Senior Theses 2005
Bridget Lynn Thornton (2005). Evaluation of PIT (passive
integrated transponder) tagging as a method for tracking the
movements of juvenile common snook,
Faculty advisor:William Szelistowski
Nursery habitat for the juvenile common snook (Centropomus undecimalis) has not been well defined, in part because identification requires long-term tracking of ontogenetic habitat shifts. In this study, PIT (passive integrated transponder) tagging and a remote antenna array are investigated as possible methods for tracking juvenile snook.
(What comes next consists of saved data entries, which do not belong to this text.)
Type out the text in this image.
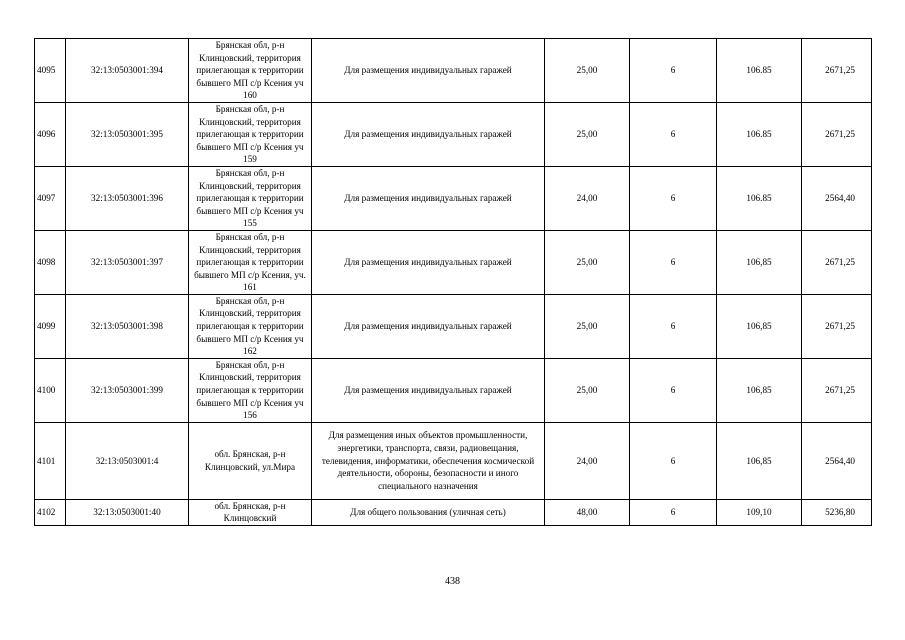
4095	32:13:0503001:394	Брянская обл, р-н Клинцовский, территория прилегающая к территории бывшего МП с/р Ксения уч 160	Для размещения индивидуальных гаражей	25,00	6	106.85	2671,25
4096	32:13:0503001:395	Брянская обл, р-н Клинцовский, территория прилегающая к территории бывшего МП с/р Ксения уч 159	Для размещения индивидуальных гаражей	25,00	6	106.85	2671,25
4097	32:13:0503001:396	Брянская обл, р-н Клинцовский, территория прилегающая к территории бывшего МП с/р Ксения уч 155	Для размещения индивидуальных гаражей	24,00	6	106.85	2564,40
4098	32:13:0503001:397	Брянская обл, р-н Клинцовский, территория прилегающая к территории бывшего МП с/р Ксения, уч. 161	Для размещения индивидуальных гаражей	25,00	6	106,85	2671,25
4099	32:13:0503001:398	Брянская обл, р-н Клинцовский, территория прилегающая к территории бывшего МП с/р Ксения уч 162	Для размещения индивидуальных гаражей	25,00	6	106,85	2671,25
4100	32:13:0503001:399	Брянская обл, р-н Клинцовский, территория прилегающая к территории бывшего МП с/р Ксения уч 156	Для размещения индивидуальных гаражей	25,00	6	106,85	2671,25
4101	32:13:0503001:4	обл. Брянская, р-н Клинцовский, ул.Мира	Для размещения иных объектов промышленности, энергетики, транспорта, связи, радиовещания, телевидения, информатики, обеспечения космической деятельности, обороны, безопасности и иного специального назначения	24,00	6	106,85	2564,40
4102	32:13:0503001:40	обл. Брянская, р-н Клинцовский	Для общего пользования (уличная сеть)	48,00	6	109,10	5236,80
438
Juveniles from an estuarine pond and creek system were fitted with PIT tags between June 2004 - January 2005 and an antenna array was placed at the mouth of a creek connecting to the study pond in order to assess movement patterns from August 2004 through January 2005. Some of the tagged snook were caged in situ before release while another group was retained at Mote Marine Laboratory to evaluate the effects of tagging and tag retention. Tagging resulted in 100% retention, low mortality, and few negative behavioral or health effects in the caged field and laboratory groups. The antenna array detected 50.5% of tagged fish, and provided some preliminary ecological information on movement patterns within the pond. First detection occurred quickly for fish tagged throughout the study period, and was generally unrelated to size or month. Last detection occurred over a more variable time, from a few days to several months, suggesting there may be some habitat fidelity. A higher number of detections coincided with the hours around sunrise and sunset. PIT tagging with antenna array monitoring is recommended as a suitable system for tracking juvenile snook in estuarine systems.